We didn't always sit for stories. Most of our time together was spent with Staci doting over me, doing my hair and makeup, providing me pedicures, rubbing me, dressing and undressing me continuously. We purchased clothing a lot, with Staci making the selections as though she were my closet supervisor. I accepted her and wore what she selected. I let her clear out my closet of all my modest gowns, tossing out every pair of pants I owned. I wore only brief dresses at Staci's persistence. I ended up being Staci's live Barbie Doll. When I came to accept my function as a living Barbie Doll, my dull life ended. Staci worshipped my body, every inch of it. According to Staci, I had the ideal female type. She persuaded me I was lovely to the extreme, particularly between my legs. This took some convincing, however she soon had me comfy even when languishing before her with my legs wide apart for a vaginal shave or the vagina version of a pedicure-- a cunniecure as she called it. A cannelure started with a scented douche and included a close shave, a clitty suck to orgasm, a extensive hot oil massage, and ended with a dab of fragrance. I liked her manicures, but concealing the result from my spouse was impossible. My very first cunnicure triggered Max to sit me down for a stern lecture. In the early days of our marriage, Max warned me not to cheat. If I ever find out that you cheated on me. If I ever get proof favorable or catch you in the act, I'll make you want you had never ever been born. That was it.

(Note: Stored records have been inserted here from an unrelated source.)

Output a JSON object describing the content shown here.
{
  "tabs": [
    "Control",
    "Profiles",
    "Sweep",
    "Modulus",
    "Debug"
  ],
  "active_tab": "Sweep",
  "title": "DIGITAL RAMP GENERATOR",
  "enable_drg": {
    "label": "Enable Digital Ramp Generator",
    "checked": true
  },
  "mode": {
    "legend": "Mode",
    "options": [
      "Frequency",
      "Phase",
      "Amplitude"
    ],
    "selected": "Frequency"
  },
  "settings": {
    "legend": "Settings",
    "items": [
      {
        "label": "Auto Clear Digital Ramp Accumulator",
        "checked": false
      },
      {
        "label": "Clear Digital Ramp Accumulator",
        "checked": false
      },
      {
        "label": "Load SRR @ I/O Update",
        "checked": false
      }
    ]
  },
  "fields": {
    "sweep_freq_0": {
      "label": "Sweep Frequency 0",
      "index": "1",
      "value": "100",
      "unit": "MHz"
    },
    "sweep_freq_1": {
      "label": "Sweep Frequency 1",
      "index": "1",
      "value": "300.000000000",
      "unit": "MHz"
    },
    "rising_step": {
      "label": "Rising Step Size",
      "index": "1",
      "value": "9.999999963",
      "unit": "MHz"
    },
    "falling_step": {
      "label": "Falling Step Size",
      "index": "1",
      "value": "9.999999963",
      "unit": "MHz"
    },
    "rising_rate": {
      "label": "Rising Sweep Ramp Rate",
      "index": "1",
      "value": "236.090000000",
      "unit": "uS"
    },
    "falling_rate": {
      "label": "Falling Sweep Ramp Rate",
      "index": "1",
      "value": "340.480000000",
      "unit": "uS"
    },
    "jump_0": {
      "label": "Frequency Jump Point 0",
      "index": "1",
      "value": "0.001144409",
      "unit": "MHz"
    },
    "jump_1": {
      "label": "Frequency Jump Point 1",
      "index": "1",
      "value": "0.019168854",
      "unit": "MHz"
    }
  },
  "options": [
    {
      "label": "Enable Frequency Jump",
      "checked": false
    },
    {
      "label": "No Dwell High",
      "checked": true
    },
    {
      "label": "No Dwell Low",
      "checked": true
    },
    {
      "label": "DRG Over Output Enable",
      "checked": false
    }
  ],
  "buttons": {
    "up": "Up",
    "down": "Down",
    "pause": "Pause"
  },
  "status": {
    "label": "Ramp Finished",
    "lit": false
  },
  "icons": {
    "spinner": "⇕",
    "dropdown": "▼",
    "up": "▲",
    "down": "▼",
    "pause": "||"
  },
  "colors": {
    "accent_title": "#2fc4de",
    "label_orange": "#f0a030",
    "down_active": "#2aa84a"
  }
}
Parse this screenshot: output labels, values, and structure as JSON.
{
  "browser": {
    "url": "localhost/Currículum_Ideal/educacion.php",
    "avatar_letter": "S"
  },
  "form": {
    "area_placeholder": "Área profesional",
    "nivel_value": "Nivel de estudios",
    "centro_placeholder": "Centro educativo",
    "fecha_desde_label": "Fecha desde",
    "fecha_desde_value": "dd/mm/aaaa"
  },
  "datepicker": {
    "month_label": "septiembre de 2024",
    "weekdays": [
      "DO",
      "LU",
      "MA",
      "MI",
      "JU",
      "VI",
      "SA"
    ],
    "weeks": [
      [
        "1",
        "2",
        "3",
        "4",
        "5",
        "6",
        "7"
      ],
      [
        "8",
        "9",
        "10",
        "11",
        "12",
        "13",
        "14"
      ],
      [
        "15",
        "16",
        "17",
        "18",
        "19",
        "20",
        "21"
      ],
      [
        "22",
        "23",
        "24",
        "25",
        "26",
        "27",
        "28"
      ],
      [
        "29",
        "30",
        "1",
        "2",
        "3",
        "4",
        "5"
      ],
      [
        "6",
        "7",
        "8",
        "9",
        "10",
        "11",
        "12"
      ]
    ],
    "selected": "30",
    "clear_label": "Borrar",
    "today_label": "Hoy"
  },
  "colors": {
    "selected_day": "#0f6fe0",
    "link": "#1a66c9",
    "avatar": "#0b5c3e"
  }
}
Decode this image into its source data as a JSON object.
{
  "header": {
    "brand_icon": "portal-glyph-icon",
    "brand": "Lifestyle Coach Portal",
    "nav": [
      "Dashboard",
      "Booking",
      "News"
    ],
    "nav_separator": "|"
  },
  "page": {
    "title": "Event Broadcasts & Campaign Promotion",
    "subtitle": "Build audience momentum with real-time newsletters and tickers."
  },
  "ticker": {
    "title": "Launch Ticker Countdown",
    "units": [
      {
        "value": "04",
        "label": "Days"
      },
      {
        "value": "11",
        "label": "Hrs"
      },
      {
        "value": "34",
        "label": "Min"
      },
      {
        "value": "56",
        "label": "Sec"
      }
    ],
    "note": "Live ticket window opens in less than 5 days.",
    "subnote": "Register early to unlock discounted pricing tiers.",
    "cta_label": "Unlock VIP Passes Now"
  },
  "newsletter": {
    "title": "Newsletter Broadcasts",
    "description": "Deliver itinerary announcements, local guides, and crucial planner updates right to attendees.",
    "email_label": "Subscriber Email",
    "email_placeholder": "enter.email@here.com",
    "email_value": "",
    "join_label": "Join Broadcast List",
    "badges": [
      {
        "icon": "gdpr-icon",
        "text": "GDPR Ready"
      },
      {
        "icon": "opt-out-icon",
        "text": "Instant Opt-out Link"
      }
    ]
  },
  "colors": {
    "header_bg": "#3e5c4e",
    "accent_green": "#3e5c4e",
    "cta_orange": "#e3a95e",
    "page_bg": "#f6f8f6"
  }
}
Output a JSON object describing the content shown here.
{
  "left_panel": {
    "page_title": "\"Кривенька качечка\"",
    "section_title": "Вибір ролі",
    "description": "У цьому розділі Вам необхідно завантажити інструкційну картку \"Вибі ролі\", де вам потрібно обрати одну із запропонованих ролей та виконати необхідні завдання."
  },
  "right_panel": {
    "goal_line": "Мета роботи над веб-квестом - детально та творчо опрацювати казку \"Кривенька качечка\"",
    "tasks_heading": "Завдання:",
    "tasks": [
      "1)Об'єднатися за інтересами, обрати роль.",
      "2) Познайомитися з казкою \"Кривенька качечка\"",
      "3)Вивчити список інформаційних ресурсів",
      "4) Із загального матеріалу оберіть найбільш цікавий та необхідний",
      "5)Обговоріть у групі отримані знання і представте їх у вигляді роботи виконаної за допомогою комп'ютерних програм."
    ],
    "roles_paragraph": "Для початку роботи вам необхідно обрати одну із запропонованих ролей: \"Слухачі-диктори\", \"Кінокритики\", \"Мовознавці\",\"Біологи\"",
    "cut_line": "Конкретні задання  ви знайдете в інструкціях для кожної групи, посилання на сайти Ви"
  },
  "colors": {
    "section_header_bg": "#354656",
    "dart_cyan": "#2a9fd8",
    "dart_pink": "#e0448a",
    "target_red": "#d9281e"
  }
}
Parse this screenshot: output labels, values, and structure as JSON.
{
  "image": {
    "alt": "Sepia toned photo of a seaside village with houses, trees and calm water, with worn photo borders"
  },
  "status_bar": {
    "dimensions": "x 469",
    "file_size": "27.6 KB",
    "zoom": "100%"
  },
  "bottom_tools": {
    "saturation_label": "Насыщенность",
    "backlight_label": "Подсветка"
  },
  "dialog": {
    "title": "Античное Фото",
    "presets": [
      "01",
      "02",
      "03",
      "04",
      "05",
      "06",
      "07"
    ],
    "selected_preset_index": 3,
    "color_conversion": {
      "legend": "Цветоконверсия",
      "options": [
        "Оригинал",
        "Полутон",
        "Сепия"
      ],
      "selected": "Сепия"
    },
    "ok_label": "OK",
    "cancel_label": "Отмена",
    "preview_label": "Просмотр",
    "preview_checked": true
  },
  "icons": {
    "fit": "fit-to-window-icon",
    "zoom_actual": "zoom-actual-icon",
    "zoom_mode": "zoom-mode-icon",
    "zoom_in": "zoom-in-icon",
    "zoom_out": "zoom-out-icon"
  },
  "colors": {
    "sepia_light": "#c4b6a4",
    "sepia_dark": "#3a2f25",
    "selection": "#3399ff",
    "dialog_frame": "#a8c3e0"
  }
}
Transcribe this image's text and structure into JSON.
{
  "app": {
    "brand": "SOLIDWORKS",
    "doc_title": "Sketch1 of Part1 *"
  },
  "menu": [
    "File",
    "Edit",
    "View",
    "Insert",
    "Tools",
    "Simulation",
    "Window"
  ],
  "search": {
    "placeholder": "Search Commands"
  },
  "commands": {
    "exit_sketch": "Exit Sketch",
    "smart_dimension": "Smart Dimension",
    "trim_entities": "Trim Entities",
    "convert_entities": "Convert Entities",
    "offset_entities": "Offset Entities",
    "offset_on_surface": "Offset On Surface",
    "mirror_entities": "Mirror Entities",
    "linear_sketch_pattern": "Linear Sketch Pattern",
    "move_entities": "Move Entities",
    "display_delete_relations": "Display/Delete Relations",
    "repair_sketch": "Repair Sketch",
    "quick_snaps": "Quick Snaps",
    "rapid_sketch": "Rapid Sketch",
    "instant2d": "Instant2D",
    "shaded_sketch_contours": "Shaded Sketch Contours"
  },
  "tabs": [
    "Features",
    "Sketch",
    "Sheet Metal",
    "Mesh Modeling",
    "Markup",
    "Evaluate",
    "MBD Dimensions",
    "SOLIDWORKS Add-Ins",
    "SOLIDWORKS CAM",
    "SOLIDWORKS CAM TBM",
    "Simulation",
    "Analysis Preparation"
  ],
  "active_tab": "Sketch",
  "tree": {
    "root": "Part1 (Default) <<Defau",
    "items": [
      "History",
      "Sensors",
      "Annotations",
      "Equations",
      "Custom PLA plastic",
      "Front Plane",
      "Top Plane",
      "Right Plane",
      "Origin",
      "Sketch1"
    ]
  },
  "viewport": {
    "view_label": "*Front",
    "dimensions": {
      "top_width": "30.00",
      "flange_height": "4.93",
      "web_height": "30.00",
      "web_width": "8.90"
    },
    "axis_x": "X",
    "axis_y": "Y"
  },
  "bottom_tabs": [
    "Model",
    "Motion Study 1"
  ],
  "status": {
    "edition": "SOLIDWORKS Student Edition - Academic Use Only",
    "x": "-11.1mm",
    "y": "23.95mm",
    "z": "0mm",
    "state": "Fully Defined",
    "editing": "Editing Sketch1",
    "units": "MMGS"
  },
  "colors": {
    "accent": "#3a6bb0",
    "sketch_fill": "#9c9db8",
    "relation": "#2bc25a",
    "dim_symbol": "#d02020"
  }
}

I merely nodded my understanding, however I didn't rather understand. He didn't elaborate on what he 'd do precisely. Max wasn't the type to ever hit a woman. He had actually never ever threatened me with divorce. I might just picture what wishing I 'd never been born required. Max is a big male, a male of John Wayne stature who could snap my back with one hand. I seriously questioned he would physically harm me, but the idea never left my mind. I believed he may require me to undergo a breast reduction or a cliterectomy. Staci and I had a excellent laugh at the possibilities, however it was Max's threatening lecture, unusually enough, that introduced Staci's crusade to begin me down the roadway of adulterous affairs.